Indien echter sommigen nog meer bezwaar hebben door wat wij nu zeggen, dat God niet eenstemmig is met de mens, wanneer deze door Gods rechtvaardig aandrijven doet, wat hij niet mag doen, dan mogen zij denken aan wat dezelfde Augustinus elders 2): "Wie zou niet sidderen bij die oordelen, wanneer God ook in de harten van de slechten werkt wat Hij wil, hoewel Hij hen toch vergeldt naar hun verdiensten?" En ongetwijfeld inzake de trouweloosheid van Judas zal het evenmin geoorloofd zijn de schuld voor de misdaad aan God toe te schrijven, omdat Hij ook zelf gewild heeft, dat Zijn Zoon overgeleverd zou worden, en Hem tot de dood overgegeven heeft, als dat het geoorloofd is de lof van de verlossing op Judas over te brengen.

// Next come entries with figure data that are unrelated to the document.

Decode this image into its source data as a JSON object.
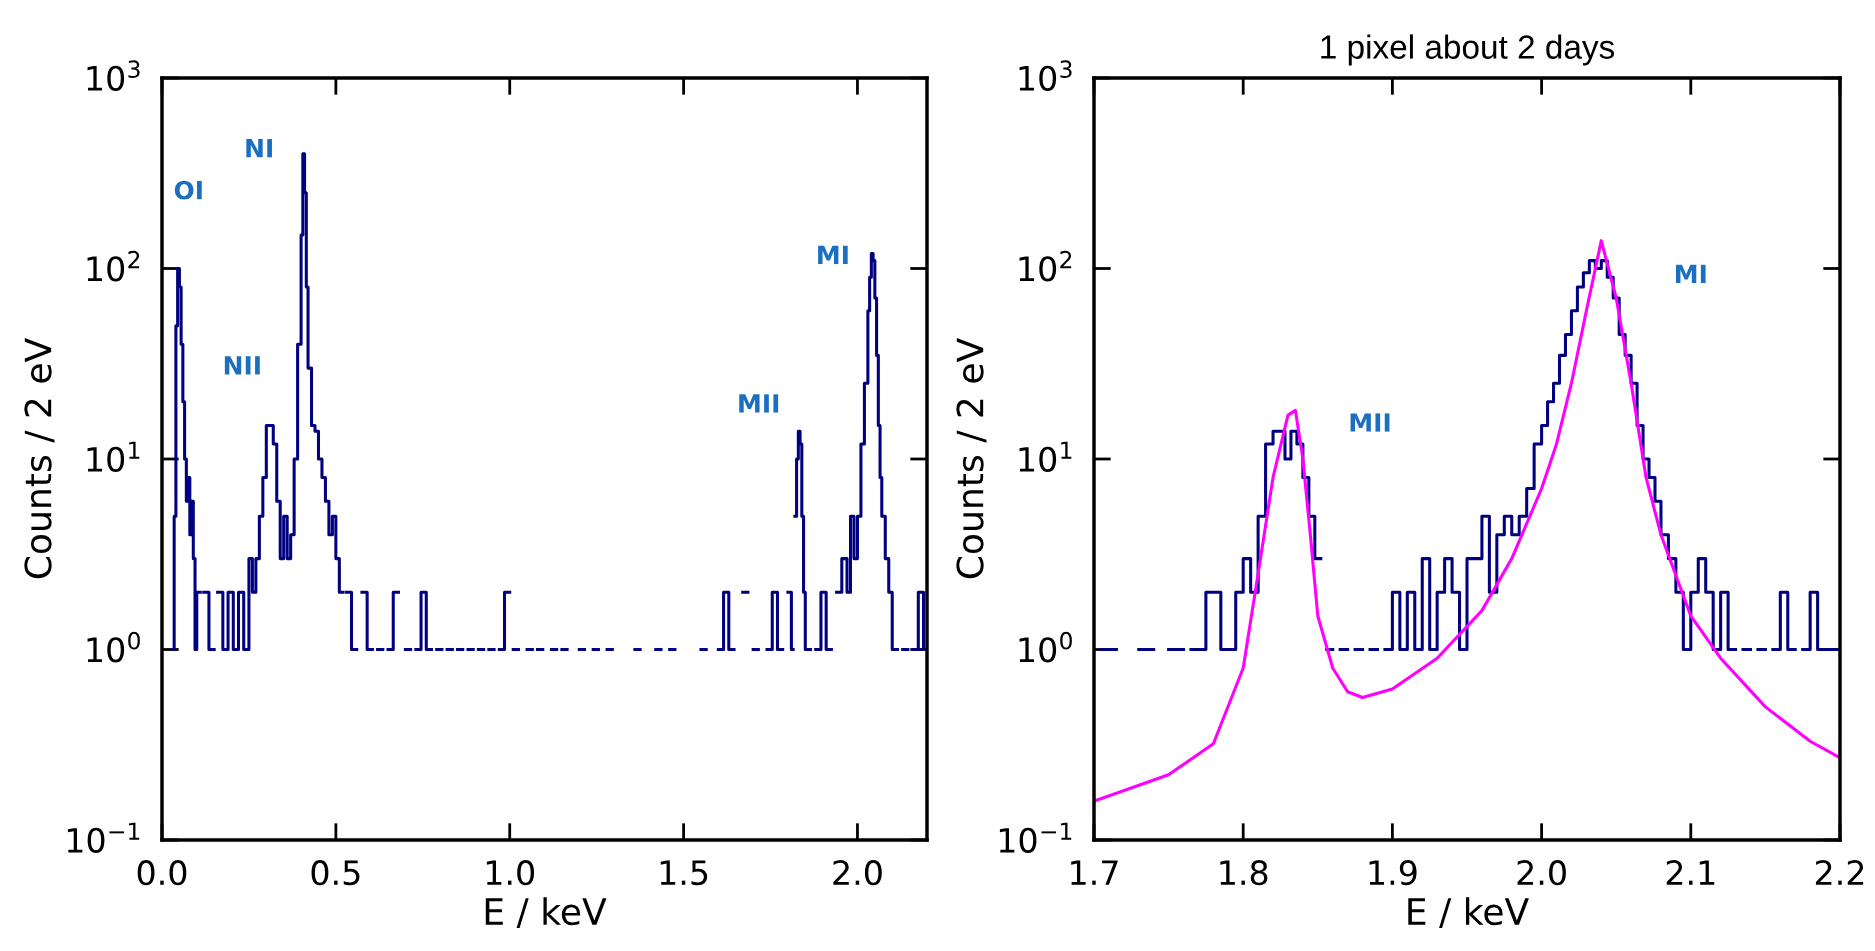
{
  "chart_data": [
    {
      "type": "step",
      "xlabel": "E / keV",
      "ylabel": "Counts / 2 eV",
      "log": "y",
      "xlim": [
        0,
        2.2
      ],
      "xticks": [
        {
          "value": 0,
          "label": "0.0"
        },
        0.5,
        {
          "value": 1,
          "label": "1.0"
        },
        1.5,
        {
          "value": 2,
          "label": "2.0"
        }
      ],
      "ylim": [
        0.1,
        1000
      ],
      "yticks": [
        {
          "value": 0.1,
          "label": "10$^{−1}$"
        },
        {
          "value": 1,
          "label": "10$^{0}$"
        },
        {
          "value": 10,
          "label": "10$^{1}$"
        },
        {
          "value": 100,
          "label": "10$^{2}$"
        },
        {
          "value": 1000,
          "label": "10$^{3}$"
        }
      ],
      "annotations": [
        "OI",
        "NI",
        "NII",
        "MII",
        "MI"
      ],
      "series": [
        {
          "color": "#000080",
          "x": [
            0.03,
            0.035,
            0.04,
            0.045,
            0.05,
            0.055,
            0.06,
            0.065,
            0.07,
            0.075,
            0.08,
            0.085,
            0.09,
            0.095,
            0.1,
            0.11,
            0.12,
            0.135,
            0.15,
            0.16,
            0.175,
            0.19,
            0.205,
            0.22,
            0.235,
            0.25,
            0.26,
            0.27,
            0.28,
            0.29,
            0.3,
            0.31,
            0.32,
            0.33,
            0.34,
            0.35,
            0.36,
            0.37,
            0.38,
            0.39,
            0.4,
            0.405,
            0.41,
            0.415,
            0.42,
            0.43,
            0.44,
            0.45,
            0.46,
            0.47,
            0.48,
            0.49,
            0.5,
            0.51,
            0.52,
            0.53,
            0.545,
            0.56,
            0.575,
            0.59,
            0.605,
            0.62,
            0.635,
            0.65,
            0.665,
            0.68,
            0.7,
            0.715,
            0.73,
            0.745,
            0.76,
            0.775,
            0.79,
            0.805,
            0.82,
            0.835,
            0.85,
            0.865,
            0.88,
            0.895,
            0.91,
            0.925,
            0.94,
            0.955,
            0.97,
            0.985,
            1.0,
            1.01,
            1.025,
            1.05,
            1.065,
            1.08,
            1.095,
            1.12,
            1.135,
            1.15,
            1.165,
            1.2,
            1.215,
            1.24,
            1.255,
            1.28,
            1.295,
            1.36,
            1.375,
            1.42,
            1.435,
            1.46,
            1.475,
            1.55,
            1.565,
            1.6,
            1.615,
            1.63,
            1.645,
            1.67,
            1.685,
            1.7,
            1.715,
            1.74,
            1.755,
            1.77,
            1.785,
            1.8,
            1.81,
            1.815,
            1.82,
            1.825,
            1.83,
            1.835,
            1.84,
            1.845,
            1.85,
            1.865,
            1.88,
            1.895,
            1.91,
            1.925,
            1.94,
            1.955,
            1.97,
            1.98,
            1.99,
            2.0,
            2.01,
            2.02,
            2.03,
            2.035,
            2.04,
            2.045,
            2.05,
            2.055,
            2.06,
            2.065,
            2.07,
            2.08,
            2.09,
            2.1,
            2.115,
            2.13,
            2.145,
            2.16,
            2.175,
            2.19,
            2.199
          ],
          "values": [
            1,
            5,
            50,
            100,
            80,
            40,
            20,
            10,
            6,
            8,
            4,
            6,
            3,
            1,
            2,
            null,
            2,
            1,
            null,
            2,
            1,
            2,
            1,
            2,
            1,
            3,
            2,
            3,
            5,
            8,
            15,
            15,
            12,
            6,
            3,
            5,
            3,
            4,
            10,
            40,
            150,
            400,
            250,
            80,
            30,
            15,
            14,
            10,
            8,
            6,
            4,
            5,
            3,
            2,
            null,
            2,
            1,
            null,
            2,
            1,
            null,
            1,
            null,
            1,
            2,
            null,
            1,
            null,
            1,
            2,
            1,
            null,
            1,
            null,
            1,
            null,
            1,
            null,
            1,
            null,
            1,
            null,
            1,
            null,
            1,
            2,
            null,
            1,
            null,
            1,
            null,
            1,
            null,
            1,
            null,
            1,
            null,
            1,
            null,
            1,
            null,
            1,
            null,
            1,
            null,
            1,
            null,
            1,
            null,
            1,
            null,
            1,
            2,
            1,
            null,
            2,
            null,
            1,
            null,
            1,
            2,
            1,
            null,
            2,
            1,
            null,
            5,
            10,
            14,
            12,
            5,
            2,
            1,
            null,
            1,
            2,
            1,
            null,
            2,
            3,
            2,
            5,
            3,
            5,
            12,
            25,
            60,
            90,
            120,
            110,
            70,
            35,
            15,
            8,
            5,
            3,
            2,
            1,
            null,
            1,
            null,
            1,
            2,
            1,
            1
          ]
        }
      ]
    },
    {
      "type": "step",
      "title": "1 pixel about 2 days",
      "xlabel": "E / keV",
      "ylabel": "Counts / 2 eV",
      "log": "y",
      "xlim": [
        1.7,
        2.2
      ],
      "xticks": [
        1.7,
        1.8,
        1.9,
        {
          "value": 2,
          "label": "2.0"
        },
        2.1,
        2.2
      ],
      "ylim": [
        0.1,
        1000
      ],
      "yticks": [
        {
          "value": 0.1,
          "label": "10$^{−1}$"
        },
        {
          "value": 1,
          "label": "10$^{0}$"
        },
        {
          "value": 10,
          "label": "10$^{1}$"
        },
        {
          "value": 100,
          "label": "10$^{2}$"
        },
        {
          "value": 1000,
          "label": "10$^{3}$"
        }
      ],
      "annotations": [
        "MII",
        "MI"
      ],
      "series": [
        {
          "color": "#000080",
          "x": [
            1.705,
            1.715,
            1.73,
            1.74,
            1.75,
            1.76,
            1.765,
            1.775,
            1.785,
            1.795,
            1.8,
            1.805,
            1.81,
            1.815,
            1.82,
            1.824,
            1.828,
            1.832,
            1.836,
            1.84,
            1.844,
            1.848,
            1.852,
            1.856,
            1.86,
            1.865,
            1.87,
            1.875,
            1.88,
            1.885,
            1.89,
            1.895,
            1.9,
            1.905,
            1.91,
            1.915,
            1.92,
            1.925,
            1.93,
            1.935,
            1.94,
            1.945,
            1.95,
            1.955,
            1.96,
            1.965,
            1.97,
            1.975,
            1.98,
            1.985,
            1.99,
            1.995,
            2.0,
            2.004,
            2.008,
            2.012,
            2.016,
            2.02,
            2.024,
            2.028,
            2.032,
            2.036,
            2.04,
            2.044,
            2.048,
            2.052,
            2.056,
            2.06,
            2.064,
            2.068,
            2.072,
            2.076,
            2.08,
            2.085,
            2.09,
            2.095,
            2.1,
            2.105,
            2.11,
            2.115,
            2.12,
            2.125,
            2.13,
            2.135,
            2.14,
            2.145,
            2.15,
            2.155,
            2.16,
            2.165,
            2.17,
            2.175,
            2.18,
            2.185,
            2.199
          ],
          "values": [
            1,
            null,
            1,
            null,
            1,
            null,
            1,
            2,
            1,
            2,
            3,
            2,
            5,
            12,
            14,
            14,
            10,
            14,
            12,
            8,
            5,
            3,
            null,
            1,
            null,
            1,
            null,
            1,
            null,
            1,
            null,
            1,
            2,
            1,
            2,
            1,
            3,
            1,
            2,
            3,
            2,
            1,
            3,
            3,
            5,
            2,
            4,
            5,
            4,
            5,
            7,
            12,
            15,
            20,
            25,
            35,
            45,
            60,
            80,
            95,
            110,
            100,
            110,
            90,
            70,
            45,
            35,
            25,
            15,
            10,
            8,
            6,
            4,
            3,
            2,
            1,
            2,
            3,
            2,
            1,
            2,
            1,
            null,
            1,
            null,
            1,
            null,
            1,
            2,
            1,
            null,
            1,
            2,
            1,
            1
          ]
        },
        {
          "type": "line",
          "color": "#ff00ff",
          "x": [
            1.7,
            1.75,
            1.78,
            1.8,
            1.81,
            1.82,
            1.83,
            1.835,
            1.84,
            1.845,
            1.85,
            1.86,
            1.87,
            1.88,
            1.9,
            1.93,
            1.96,
            1.98,
            2.0,
            2.01,
            2.02,
            2.03,
            2.04,
            2.05,
            2.06,
            2.07,
            2.08,
            2.1,
            2.12,
            2.15,
            2.18,
            2.2
          ],
          "values": [
            0.16,
            0.22,
            0.32,
            0.8,
            2.5,
            8,
            17,
            18,
            10,
            4,
            1.5,
            0.8,
            0.6,
            0.56,
            0.62,
            0.9,
            1.6,
            3,
            7,
            12,
            25,
            60,
            140,
            70,
            25,
            8,
            4,
            1.5,
            0.9,
            0.5,
            0.33,
            0.27
          ]
        }
      ]
    }
  ]
}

Daarom wijst terecht elders dezelfde schrijver erop, dat God bij het onderzoek hiernaar niet vraagt, wat de mensen hebben kunnen doen, of wat zij gedaan hebben, maar wat ze gewild hebben, zodat hun plan en wil in rekening wordt gebracht.
Zij, aan wie dit hard toeschijnt, mogen even bedenken, hoe weinig te verdragen hun eigenzinnigheid is, wanneer zij een zaak, die door duidelijke getuigenissen van de Schrift betuigd is, afwijzen, omdat ze hun begrip te boven gaat, en wanneer ze het als een fout beschouwen, dat dingen te berde gebracht worden, die God, wanneer Hij niet geweten had, dat ze heilzaam waren om te weten, nooit door zijn profeten en apostelen had laten onderwijzen.
Want onze wijsheid moet niets anders zijn dan een met ootmoedige leerzaamheid omhelzen, en dat wel zonder uitzondering van al wat in de Schriften geleerd wordt.
Zij echter, die zich brutaal daartegen verzetten, zijn, omdat het voldoende vast staat, dat ze tegen God keffen, een verdere weerlegging niet waardig.
1} Ep. 93 ad Vincentium, 7
2} De grat.et lib.arbitr.ad Valent. 21 (42).